# New Member Thinking About Purchasing 2015 Outback Terrain 210Trs



## Liv2pla (Sep 15, 2014)

Hi All,

My wife and I are about to buy a new Outback Terrain 210TRS and I have a few questions.
We tend to camp in remote places with some rough dirt roads. I tow at reasonable speeds for the conditions but bumps and washboard roads concern me with the rear slider on the 210TRS.
I have been intrigued with this floorplan for years but all the post's about the rear wall welds cracking and the roof rails pulling out concern me.
Are there Outbackers out there that off road and have NOT had the rear slider issues?

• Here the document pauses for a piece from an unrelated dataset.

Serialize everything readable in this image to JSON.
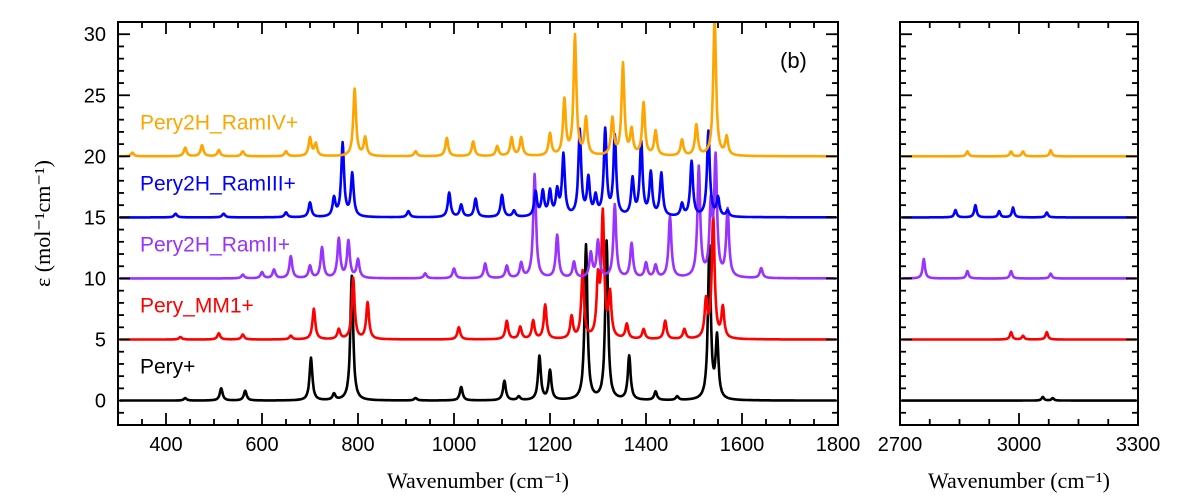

We have owned a Fleetwood Wilderness TT since 1999 and have been very pleased with it but they did not survive the recession.
It is time for us to get a new TT and it is amazing how well the 210TRS fits our needs.

Any and all input is appreciated.

Thanks
Liv2pla


----------



## jasonrebecca (Oct 30, 2007)

We have the 21rs ([previous name to the 210rs). We mainly camp off the beaten path and even crossed a few dry river beds with it! Many people have put something like this under their rear slide. Mine is PVC, I plan on making one out of wood at some point. I did have the top rail try to pull out once but I caught it in time and now use the bed support.


----------